Tutto iniziò con Jovanotti, che dipinse una tromba da vendere per raccogliere un po’ di soldini da mandare a bambini africani in un collegio di Galeata. Realizzammo quasi sei milioni. Da allora ho chiesto a tanti cantanti e musicisti di dipingere: Marina Rei, Max Gazzè, Edoardo Bennato, Ivan Cattaneo, Paola Turci, Andy, Elisa, Skunk Anansie, Reggae National Tickets, Alisha’s Attic e Omar Pedrini. Quest’ultimo, però, non sa dipingere e allora mi ha portato Marco Lodola, la sua estensione nel mondo dell’arte. Senza rendersi conto di essere diventato lui la proiezione di Marco nel mondo del rock. Lodola realizza le copertine dei dischi dei Timoria o le scenografie per gli 883 perchè crede veramente di lavorare per il proprio disco o per il tour che sta per iniziare. Qualcuno dovrebbe fargli capire che deve continuare in quello che è diventato il suo cammino e lasciar perdere sogni di gloria rock. Ma forse è meglio lasciarlo dentro questa grande illusione che lo spinge a fare opere che hanno le luci e i colori del rock.

Lodola ha anche allargato il suo raggio di penetrazione nel mondo musicale. All’inizio c’è stata la naturale simbiosi con i Timoria, grazie soprattutto ad un artista sensibile come Omar, responsabile anche della rassegna artistica e musicale di Brescia, Brescia Music Art. Poi è arrivato Andy dei Bluvertigo, una grande persona. Dietro le sue parvenze e i tratti dei suoi dipinti, altamente tecnologici, si nasconde un cuore i cui battiti hanno ben poco a che fare con il pulsare metallico dei Kraftwerk. Anche se la sua persona e le sue opere sono focalizzate sugli occhi, incorniciati dal trucco o colpiti dalla fluorescenza di colori puliti dentro disegni armonici.

C’è solo una cosa che non mi piace in tutte queste operazioni: l’uso della parola “contaminazione”. Come se la fusione di varie forme d’arte fosse una “cosa” maledetta, quasi un virus. Ma forse lo è. È un virus molto potente. Abbatte paraocchi che delimitano la visione dei mondi e che non permettono la comunicazione.

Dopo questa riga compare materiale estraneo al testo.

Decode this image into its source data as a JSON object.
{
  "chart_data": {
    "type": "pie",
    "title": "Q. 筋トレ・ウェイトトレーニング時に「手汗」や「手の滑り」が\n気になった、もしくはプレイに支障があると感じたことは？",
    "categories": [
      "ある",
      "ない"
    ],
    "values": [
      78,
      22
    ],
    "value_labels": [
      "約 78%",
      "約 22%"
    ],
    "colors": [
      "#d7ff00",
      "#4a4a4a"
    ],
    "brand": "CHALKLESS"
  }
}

Impediscono, così, l’unione di forme di espressione che sfuggono la falsa sicurezza di un sistema basato su: “Vale ciò che fa realizzare denaro e porta potere”. Però al termine “contaminazione” preferisco “fusione”. Ho visto Jovanotti dipingere il pavimento di un suo tour. Era meraviglioso come si fondeva con i colori, diventava lui stesso un’opera d’arte. Raccontava che si ritorna bambini. Senti la libertà anche di imbrattarti con la luce dei colori. Ah, dimenticavo: non ho capito cosa significa “Sinestesie” e mi guardo bene dal chiederlo a Lodola. Tanto so che anche il titolo è un’elucubrazione mentale che mimetizza il vero suo obiettivo: continuare a sporcarsi le dita con la luce del rock!